Chapter 6 of Markel covers strategies for matching the style, tone, and design in technical writing to the people who will read what you write. This advice will help you with all the projects you work on this term. All of the information is important, but I will highlight three areas that can make a big difference:
Choosing Effective Organizational Patterns (pp.107–108)
Be sure to look through the chart in the book that talks about different ways to set up your writing. You may have noticed that some of the bios you examined use chronological order, but other options could work as well. For example, some of the bios also move from “More important to less important” information. Use the chart on these pages this term to remember the options available.
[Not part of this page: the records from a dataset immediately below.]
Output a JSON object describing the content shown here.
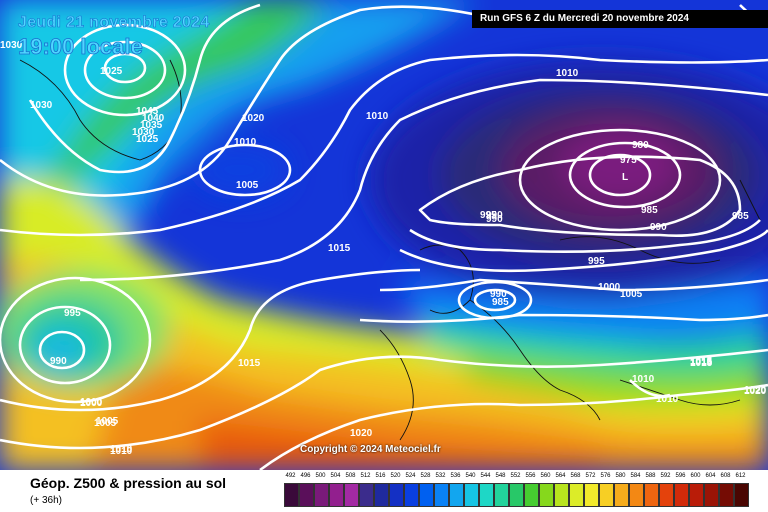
{
  "header": {
    "date": "Jeudi 21 novembre 2024",
    "time": "19:00 locale",
    "run": "Run GFS 6 Z du Mercredi 20 novembre 2024",
    "copyright": "Copyright © 2024 Meteociel.fr"
  },
  "footer": {
    "title": "Géop. Z500 & pression au sol",
    "subtitle": "(+ 36h)"
  },
  "scale": {
    "ticks": [
      "492",
      "496",
      "500",
      "504",
      "508",
      "512",
      "516",
      "520",
      "524",
      "528",
      "532",
      "536",
      "540",
      "544",
      "548",
      "552",
      "556",
      "560",
      "564",
      "568",
      "572",
      "576",
      "580",
      "584",
      "588",
      "592",
      "596",
      "600",
      "604",
      "608",
      "612"
    ],
    "colors": [
      "#3a0a3a",
      "#5a0f5a",
      "#7a1a7a",
      "#921f8e",
      "#a32aa3",
      "#3b2c8c",
      "#1f2a9e",
      "#1430c4",
      "#0a3fe0",
      "#0060f0",
      "#0a82f5",
      "#12a6ef",
      "#16c5e4",
      "#1ed7c6",
      "#22d49c",
      "#28c868",
      "#46cc30",
      "#86d81c",
      "#b8e41e",
      "#dcec28",
      "#f2ea2c",
      "#f7cf24",
      "#f6ac1c",
      "#f38814",
      "#ee6510",
      "#e4420c",
      "#d22a0a",
      "#b91c08",
      "#9a1406",
      "#750c04",
      "#4a0602"
    ]
  },
  "isobars": [
    "1030",
    "1030",
    "1025",
    "1020",
    "1010",
    "1010",
    "1015",
    "1010",
    "1005",
    "1045",
    "1040",
    "1035",
    "1030",
    "1025",
    "995",
    "990",
    "975",
    "980",
    "985",
    "990",
    "990",
    "995",
    "1000",
    "1005",
    "985",
    "990",
    "985",
    "1015",
    "1010",
    "1010",
    "1015",
    "1020",
    "1000",
    "1005",
    "1010",
    "1020",
    "1015",
    "995",
    "990",
    "1000",
    "1005",
    "1010",
    "1015",
    "1020"
  ]
}
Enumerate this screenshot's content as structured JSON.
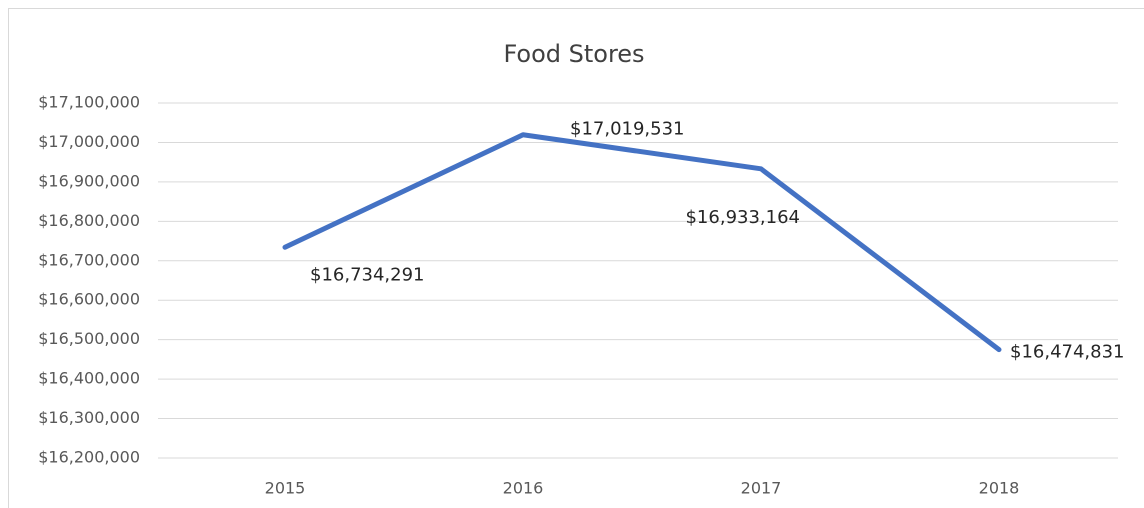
{
  "chart_data": {
    "type": "line",
    "title": "Food Stores",
    "categories": [
      "2015",
      "2016",
      "2017",
      "2018"
    ],
    "series": [
      {
        "name": "Food Stores",
        "color": "#4472c4",
        "values": [
          16734291,
          17019531,
          16933164,
          16474831
        ],
        "value_labels": [
          "$16,734,291",
          "$17,019,531",
          "$16,933,164",
          "$16,474,831"
        ]
      }
    ],
    "ylim": [
      16200000,
      17100000
    ],
    "yticks": [
      {
        "value": 16200000,
        "label": "$16,200,000"
      },
      {
        "value": 16300000,
        "label": "$16,300,000"
      },
      {
        "value": 16400000,
        "label": "$16,400,000"
      },
      {
        "value": 16500000,
        "label": "$16,500,000"
      },
      {
        "value": 16600000,
        "label": "$16,600,000"
      },
      {
        "value": 16700000,
        "label": "$16,700,000"
      },
      {
        "value": 16800000,
        "label": "$16,800,000"
      },
      {
        "value": 16900000,
        "label": "$16,900,000"
      },
      {
        "value": 17000000,
        "label": "$17,000,000"
      },
      {
        "value": 17100000,
        "label": "$17,100,000"
      }
    ],
    "grid": true
  }
}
Writing Coherent Titles and Headings (pp.108–111)
The right title can draw someone into your text, and effective headings chunk the text into manageable sections that increase understanding as they guide people through what you write. Pay particular attention to the Guidelines on p. 111. As you look at the information think about how some of the examples used these strategies to chunk the details in the bios. The examples from “Meet the Team” Pages: Examples and Trends use the person’s name and title as headings, for instance. You might also arrange your informal bio as a kind of Q&A, with the questions as headings.
Using Lists (pp.117–120)
Like headings, lists can make a remarkable difference in readability. Pay attention to the guidelines in this section for examples that show what lists contribute to a piece of technical writing. You may not use lists at all in your bios (though you can if they make sense for what you are doing). Keep the strategy in mind for future projects.
After reading the chapter, complete the reading quiz in Scholar for Chapter 6.